Book Smart
Arrest the Music! Fela and His Rebel Art and Politics
Tejumola Olaniyan, professor of African languages and literature
Indiana University Press, 2004
Nigerian Fela Anikulapo-Kuti was one of the world’s most militant and controversial political musicians. He endlessly attacked both African and foreign leaders, as well as multinational corporations for what he saw as their exploitation of Africa.
His weapon? The “afrobeat,” composed of Yoruba rhythms, chants, jazz and James Brown.
“Roaring saxophones and cavernously reverberating drums cut deep grooves beneath and around catchy satirical swipes at oppressors,” Olaniyan says. “I myself was always a Fela fan, beginning in high school. I would save up my lunch money to buy his records. I began teaching him in some of my classes over a decade ago. I looked around for material on him and was deeply disappointed with what was available.”

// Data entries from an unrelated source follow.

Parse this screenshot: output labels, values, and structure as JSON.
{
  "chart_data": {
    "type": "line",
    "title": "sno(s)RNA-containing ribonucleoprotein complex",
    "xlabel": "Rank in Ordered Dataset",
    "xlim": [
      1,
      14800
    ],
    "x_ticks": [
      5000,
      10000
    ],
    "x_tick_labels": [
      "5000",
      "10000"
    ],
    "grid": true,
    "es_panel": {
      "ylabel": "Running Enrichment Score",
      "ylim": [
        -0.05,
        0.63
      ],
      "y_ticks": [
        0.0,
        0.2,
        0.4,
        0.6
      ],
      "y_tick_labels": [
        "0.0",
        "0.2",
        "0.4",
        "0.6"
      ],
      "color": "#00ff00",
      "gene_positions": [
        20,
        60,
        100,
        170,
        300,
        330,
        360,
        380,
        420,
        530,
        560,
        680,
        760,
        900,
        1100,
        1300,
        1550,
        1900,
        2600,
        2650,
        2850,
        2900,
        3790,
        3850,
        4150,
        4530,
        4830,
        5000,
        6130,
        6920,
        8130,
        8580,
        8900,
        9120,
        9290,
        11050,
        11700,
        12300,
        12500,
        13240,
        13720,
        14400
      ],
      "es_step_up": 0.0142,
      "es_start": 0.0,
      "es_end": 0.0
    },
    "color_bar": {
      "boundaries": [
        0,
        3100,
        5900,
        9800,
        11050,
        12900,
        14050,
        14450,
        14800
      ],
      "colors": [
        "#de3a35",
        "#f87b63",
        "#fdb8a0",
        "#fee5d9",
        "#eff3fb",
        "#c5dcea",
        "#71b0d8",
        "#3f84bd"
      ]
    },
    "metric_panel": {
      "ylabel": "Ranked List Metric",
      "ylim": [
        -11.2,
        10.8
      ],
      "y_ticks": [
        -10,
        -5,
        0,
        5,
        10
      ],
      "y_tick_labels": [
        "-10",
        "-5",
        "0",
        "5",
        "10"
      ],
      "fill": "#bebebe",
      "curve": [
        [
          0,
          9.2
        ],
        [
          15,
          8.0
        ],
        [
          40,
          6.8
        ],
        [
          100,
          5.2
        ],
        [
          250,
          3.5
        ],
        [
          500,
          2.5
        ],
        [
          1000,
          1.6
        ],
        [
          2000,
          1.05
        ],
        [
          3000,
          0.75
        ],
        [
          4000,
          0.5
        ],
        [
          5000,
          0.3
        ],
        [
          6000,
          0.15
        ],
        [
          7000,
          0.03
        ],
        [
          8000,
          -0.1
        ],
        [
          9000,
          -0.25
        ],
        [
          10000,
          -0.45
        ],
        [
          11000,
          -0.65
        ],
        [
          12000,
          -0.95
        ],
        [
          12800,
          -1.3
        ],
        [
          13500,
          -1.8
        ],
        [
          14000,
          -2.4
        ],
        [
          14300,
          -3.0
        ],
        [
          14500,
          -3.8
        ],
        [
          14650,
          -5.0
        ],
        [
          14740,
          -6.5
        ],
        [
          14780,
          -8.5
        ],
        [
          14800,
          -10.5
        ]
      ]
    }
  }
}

The book that Olaniyan came to write indeed renders Fela in a more complex way than world music scholars previously had done.
This semester, Olaniyan is teaching a critical survey of African literary theory and a graduate course in postcolonial cultural studies. Regardless of who reads his new book, however, Olaniyan hopes that they realize through it that Fela was an organic intellectual, complex and multidimensional.
“I hope that the book shows its readers that people everywhere are actually much closer and socially related than geographical distance might suggest,” he says. “Fela was a musician who broke down barriers of musical traditions and political ideologies — you might not agree with him most of the time, but you won’t doubt the validity and necessity of his project, no matter where you live and what you believe.
“Great art and passionate politics can mix, in the hands of an ingenious artist.”